Arthur moved his hand along the carvings, feeling the jagged edges of the stone. "There’s a fifth carving. Here, behind the throne. It’s been scratched out."

Seraphina’s face went cold. "That was the Traitor. The one who opened the gates for the Usurpers. Even in this sanctuary, her name is a void. We do not speak of her."

"Did I... did I love her too?"

"You loved everyone too much, Arthur. That was your flaw. You thought that by giving them power, they would understand the responsibility. You were wrong."

"I feel... a pull. Over there. In the center of the hall."

Arthur walked toward a massive altar made of white marble, the only thing in the room that wasn't black. Resting on the altar was a pedestal, empty save for a single, glowing indentation in the shape of a sword.

"The Forge of Souls," Seraphina whispered, her voice filled with awe. "This is where I was born. This is where you took the raw chaos of the void and shaped it into the God-Slaying Sword."

"I feel like I should be holding something. My hands... they feel empty."

"Because you are missing your focus. The *Codex* mentioned a trace of power. Look at the carvings on the altar, Arthur. Not the figures, but the script."

Arthur leaned down, squinting at the liquid-silver ink that filled the grooves of the marble. " *'The Master’s will is the only law. The Goddess’s soul is the only light. The bond is the only truth.'* "

"Touch the center of the altar, Arthur. Directly on the sword-slot."

"Every time I touch something in this place, I end up with a migraine, Seraphina."

"The pain is the price of the truth. You are a Master without a memory. The only way to fill the hole is to bleed for it. Do you want to save Chrona or not?"

Arthur took a deep breath, his heart hammering against his ribs. He reached out and pressed his fingers into the sword-shaped indentation.

The world didn't just tilt; it vanished.

Arthur screamed as a bolt of white-hot agony shot up his arm and exploded in the center of his brain. His vision went white, then red, then a deep, infinite black.

He wasn't in the temple anymore.

He was standing on a battlefield. The sky was a bruised purple, filled with falling stars that were actually dying gods. The air was thick with the smell of ozone, blood, and burning ozone.

In his hand, he held a sword.

It wasn't Seraphina’s sword—not exactly. It was the *idea* of it. A blade of pure, concentrated void, screaming with the voices of a billion souls. He was swinging it, each arc erasing a legion of golden-armored warriors.

"Master! The Seventh Seal is breaking!"

He turned. A woman with hair like flowing sand and eyes filled with clockwork gears was reaching out to him. Her body was translucent, flickering in and out of existence.

"Chrona! Hold the line!" his own voice shouted—a voice that was deeper, older, and filled with a terrifying authority.
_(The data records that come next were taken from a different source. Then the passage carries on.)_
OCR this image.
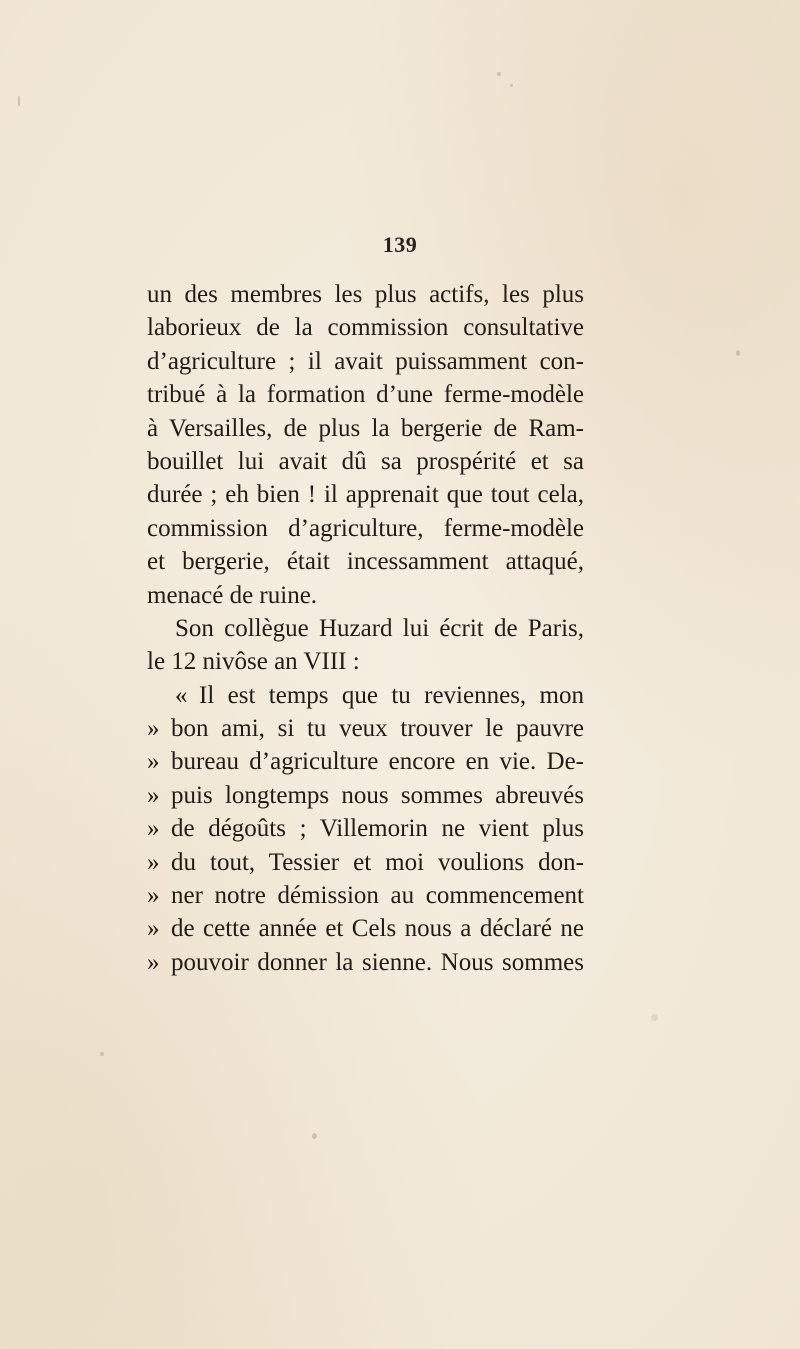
139
un des membres les plus actifs, les plus
laborieux de la commission consultative
d’agriculture ; il avait puissamment con-
tribué à la formation d’une ferme-modèle
à Versailles, de plus la bergerie de Ram-
bouillet lui avait dû sa prospérité et sa
durée ; eh bien ! il apprenait que tout cela,
commission d’agriculture, ferme-modèle
et bergerie, était incessamment attaqué,
menacé de ruine.
Son collègue Huzard lui écrit de Paris,
le 12 nivôse an VIII :
« Il est temps que tu reviennes, mon
» bon ami, si tu veux trouver le pauvre
» bureau d’agriculture encore en vie. De-
» puis longtemps nous sommes abreuvés
» de dégoûts ; Villemorin ne vient plus
» du tout, Tessier et moi voulions don-
» ner notre démission au commencement
» de cette année et Cels nous a déclaré ne
» pouvoir donner la sienne. Nous sommes
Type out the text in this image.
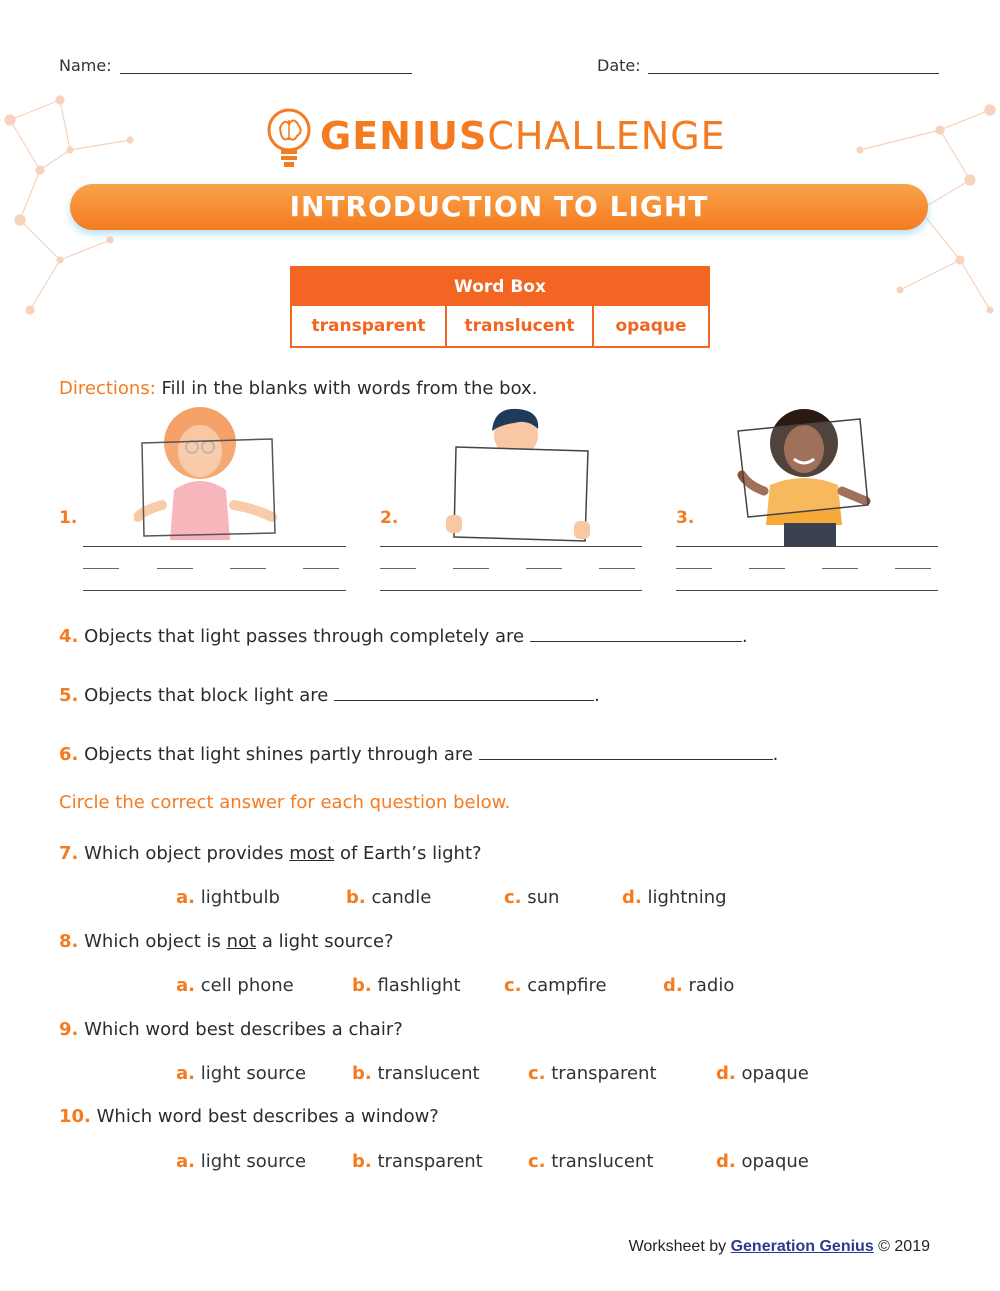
Name:	Date:
GENIUSCHALLENGE
INTRODUCTION TO LIGHT
Word Box
transparent	translucent	opaque
Directions: Fill in the blanks with words from the box.
1.	2.	3.
4. Objects that light passes through completely are	.
5. Objects that block light are	.
6. Objects that light shines partly through are	.
Circle the correct answer for each question below.
7. Which object provides most of Earth’s light?
a. lightbulb	b. candle	c. sun	d. lightning
8. Which object is not a light source?
a. cell phone	b. flashlight c. campfire	d. radio
9. Which word best describes a chair?
a. light source	b. translucent	c. transparent	d. opaque
10. Which word best describes a window?
a. light source	b. transparent	c. translucent	d. opaque
Worksheet by Generation Genius © 2019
"I can't! They have the leash! They have the Leash of the Usurpers!"

He saw them then—the Ruling Gods. They weren't beings of light. They were parasites, huge and bloated, their golden skin translucent, showing the stolen souls churning inside them. They held a chain made of white fire, and at the end of that chain was Seraphina.

She was screaming, her eyes bleeding red lightning as she tried to fight the pull.

"Arthur! Kill me!" she shrieked. "Do not let them take the blade! Kill me now!"

He raised the sword. His heart was breaking, a physical sensation of his chest being torn open. He looked at the blade, then at the gods, then at his goddesses.

"I will not lose you," he whispered. "I will bury you in the silence before I let them have you."

He plunged the sword into the ground.

The world exploded in a wave of black fire.

"Arthur! Arthur, wake up!"

Arthur gasped, his eyes flying open. He was back in the temple, lying on the cold Void-Glass floor. His chest was heaving, and his hand—the one that had touched the altar—was glowing with a faint, golden light that was slowly fading.

"I... I saw it," he choked out, his voice trembling. "The end. I saw the Ruling Gods. I saw the chain."

"The memory... it was the Binding," Seraphina said, kneeling beside him, her face pale with concern. "You saw the moment you chose the silence over the slaughter."

"I didn't just choose it. I... I did something to the sword. I broke it."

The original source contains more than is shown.